Saudi court clears Binladin staff in Makkah crane collapse case

A Saudi court has reportedly acquitted Saudi Binladin Group staff charged with negligence following the collapse of a crane conducting expansion work in Makkah in September 2015.

Saudi Gazette reports that the Penal Court came to the decision that the individuals were not responsible for the collapse, which resulted in the deaths of more than 100 people and injuries to nearly 240 others.


The attorney general appealed against the verdict and had his request approved, according to the publication.

The country’s Appeals Court previously revoked an earlier verdict to overlook the case as it did not come under the court’s jurisdiction.

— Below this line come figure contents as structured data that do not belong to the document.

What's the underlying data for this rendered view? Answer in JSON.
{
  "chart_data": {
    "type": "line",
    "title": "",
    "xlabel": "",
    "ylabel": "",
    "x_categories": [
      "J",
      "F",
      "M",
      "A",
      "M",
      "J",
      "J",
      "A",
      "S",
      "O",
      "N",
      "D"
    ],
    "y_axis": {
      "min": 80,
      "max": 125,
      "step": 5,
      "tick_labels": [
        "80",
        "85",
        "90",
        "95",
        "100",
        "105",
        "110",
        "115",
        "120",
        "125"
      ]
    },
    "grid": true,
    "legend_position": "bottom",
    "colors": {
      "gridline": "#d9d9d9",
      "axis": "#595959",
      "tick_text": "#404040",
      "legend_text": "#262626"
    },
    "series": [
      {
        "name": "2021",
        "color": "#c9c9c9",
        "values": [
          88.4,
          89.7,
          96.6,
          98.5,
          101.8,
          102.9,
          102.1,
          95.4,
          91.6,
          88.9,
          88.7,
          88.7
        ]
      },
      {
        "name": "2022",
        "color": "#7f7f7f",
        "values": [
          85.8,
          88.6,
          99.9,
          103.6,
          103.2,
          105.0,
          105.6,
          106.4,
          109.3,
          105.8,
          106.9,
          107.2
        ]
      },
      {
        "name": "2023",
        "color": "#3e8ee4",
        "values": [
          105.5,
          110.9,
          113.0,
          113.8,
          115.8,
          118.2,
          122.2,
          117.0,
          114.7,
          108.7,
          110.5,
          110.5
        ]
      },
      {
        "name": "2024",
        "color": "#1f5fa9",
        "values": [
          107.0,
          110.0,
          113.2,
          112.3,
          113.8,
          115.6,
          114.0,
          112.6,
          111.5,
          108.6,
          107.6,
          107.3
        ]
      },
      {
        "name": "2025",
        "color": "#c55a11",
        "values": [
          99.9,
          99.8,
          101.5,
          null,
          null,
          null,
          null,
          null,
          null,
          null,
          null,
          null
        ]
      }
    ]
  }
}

The Penal Court was then asked to look into it.

Last year, local media said an engineering consultancy firm warned of the risks associated with having numerous cranes around Makkah’s Grand Mosque in a technical report submitted to the Bureau of Investigation and Public Prosecution.

The 14 staff originally reported to be on trial were said to comprise six Saudis, including one billionaire, two Pakistanis, a Canadian, a Jordanian, a Palestinian, an Egyptian an Emirati and a Filipino.

Prior to Sunday’s decision, Binladin Group’s defence team claimed the company could not have predicted the severe thunderstorm and violent winds that caused the crane to fall, according to Arabic newspaper Asharq Al Awsat.

Expansion work at Islam’s holiest site has since continued.